MINNEAPOLIS (AP) — The German operator of a cargo ship detained at a Lake Superior port in Minnesota last year is charged with covering up illegal dumping of oily wastewater, federal prosecutors said Wednesday.
The German shipping company MST Mineralien Schiffahrt was indicted on allegations that it violated the Act to Prevent Pollution from Ships, U.S. Attorney Andrew Luger said. The company is accused of violating the act by failing to maintain an accurate ship record about the disposal of oil-contaminated waste. It's also charged with presenting falsified records to the U.S. Coast Guard.
Company officials did not immediately respond to requests for comment Wednesday night.
According to the indictment and court documents, from February 2015 through October 2015, the ocean-going M/V Cornelia experienced significant leakages of oily wastewater. As a result, the ship was accumulating a substantial volume of machinery space bilge water.

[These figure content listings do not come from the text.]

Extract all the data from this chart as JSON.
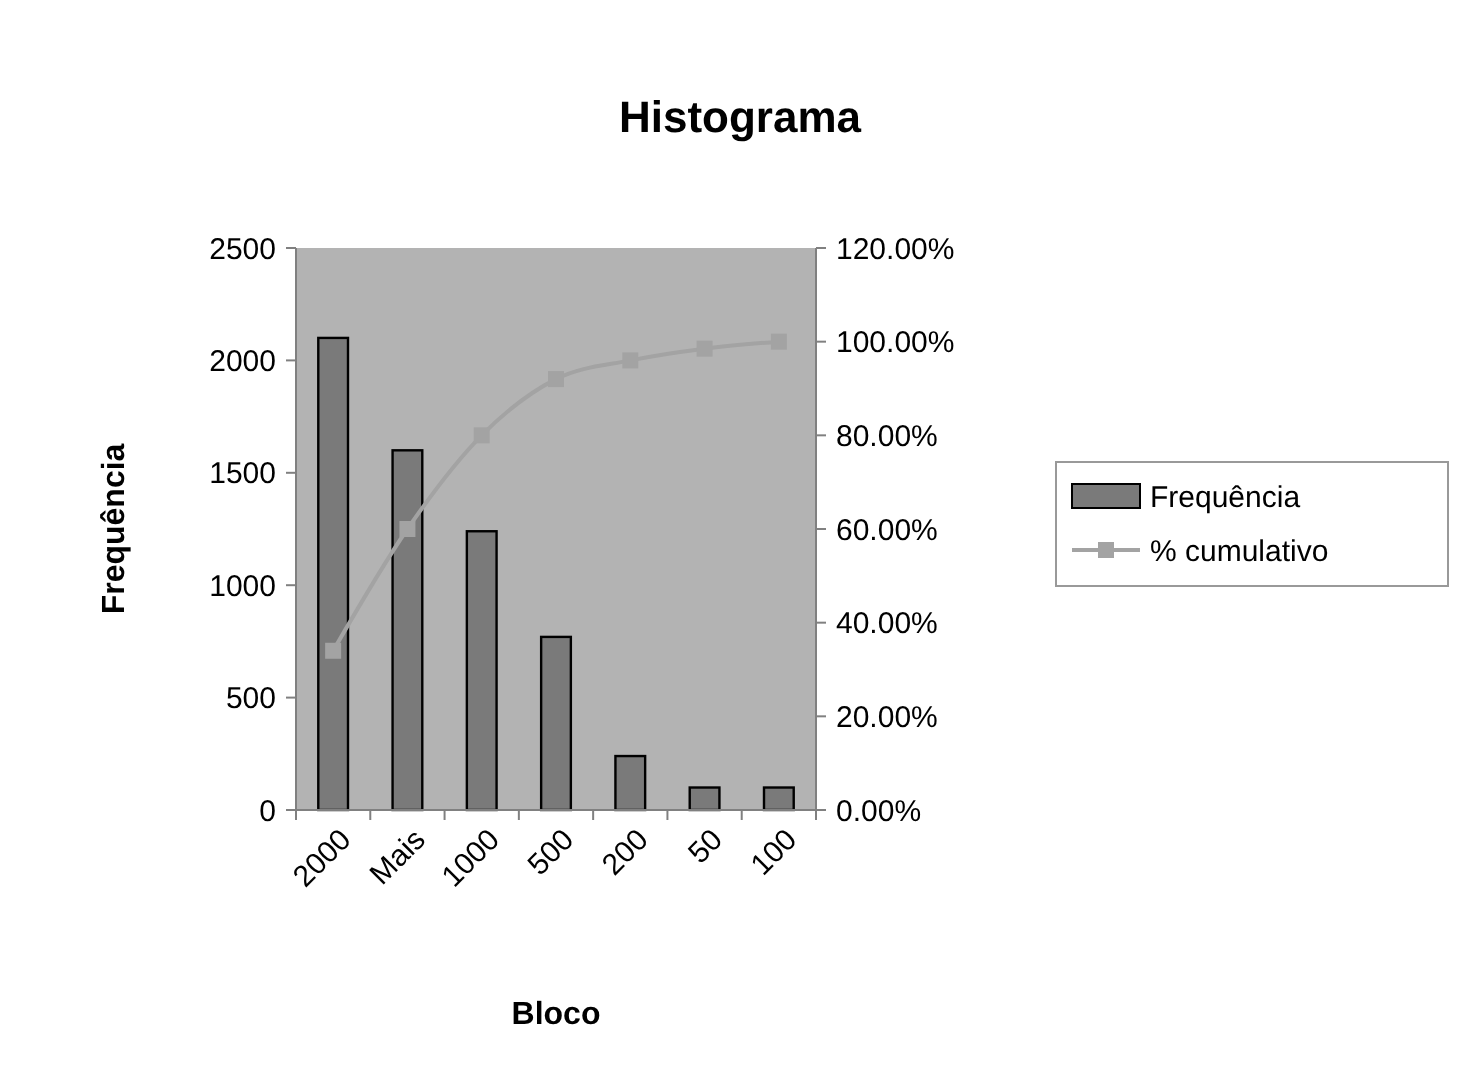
{
  "chart_data": {
    "type": "bar",
    "title": "Histograma",
    "xlabel": "Bloco",
    "ylabel": "Frequência",
    "categories": [
      "2000",
      "Mais",
      "1000",
      "500",
      "200",
      "50",
      "100"
    ],
    "series": [
      {
        "name": "Frequência",
        "color": "#7a7a7a",
        "values": [
          2100,
          1600,
          1240,
          770,
          240,
          100,
          100
        ]
      },
      {
        "name": "% cumulativo",
        "type": "line",
        "axis": "y2",
        "color": "#a3a3a3",
        "marker": "square",
        "values": [
          34,
          60,
          80,
          92,
          96,
          98.5,
          100
        ]
      }
    ],
    "ylim": [
      0,
      2500
    ],
    "yticks": [
      0,
      500,
      1000,
      1500,
      2000,
      2500
    ],
    "y2lim": [
      0,
      120
    ],
    "y2ticks": [
      {
        "value": 0,
        "label": "0.00%"
      },
      {
        "value": 20,
        "label": "20.00%"
      },
      {
        "value": 40,
        "label": "40.00%"
      },
      {
        "value": 60,
        "label": "60.00%"
      },
      {
        "value": 80,
        "label": "80.00%"
      },
      {
        "value": 100,
        "label": "100.00%"
      },
      {
        "value": 120,
        "label": "120.00%"
      }
    ],
    "legend": "right",
    "grid": false
  }
}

On at least 10 times during that period, prosecutors allege, the ship's chief engineer, the second engineer or both told members of the engine room crew to transfer machinery space bilge water from the dirty bilge tank to the clean bilge tank — a separate tank that is supposed to contain only clean water — and then discharge the oily wastewater overboard. At least one occurrence was in about May 2015 while the ship was in the Great Lakes.
Prosecutors allege the chief engineer intentionally failed to record the transfers and discharges of oily wastewater in the Cornelia's record book, giving the false impression that all of the oily wastewater had been properly handled and disposed of.
The Cornelia was detained just outside the Duluth harbor for more than a month last year while the Coast Guard investigated. The international crew had little to do but wait after taking on a load of grain destined for Tunisia in November. The 576-foot, Liberian-flagged ship finally left on Dec. 18.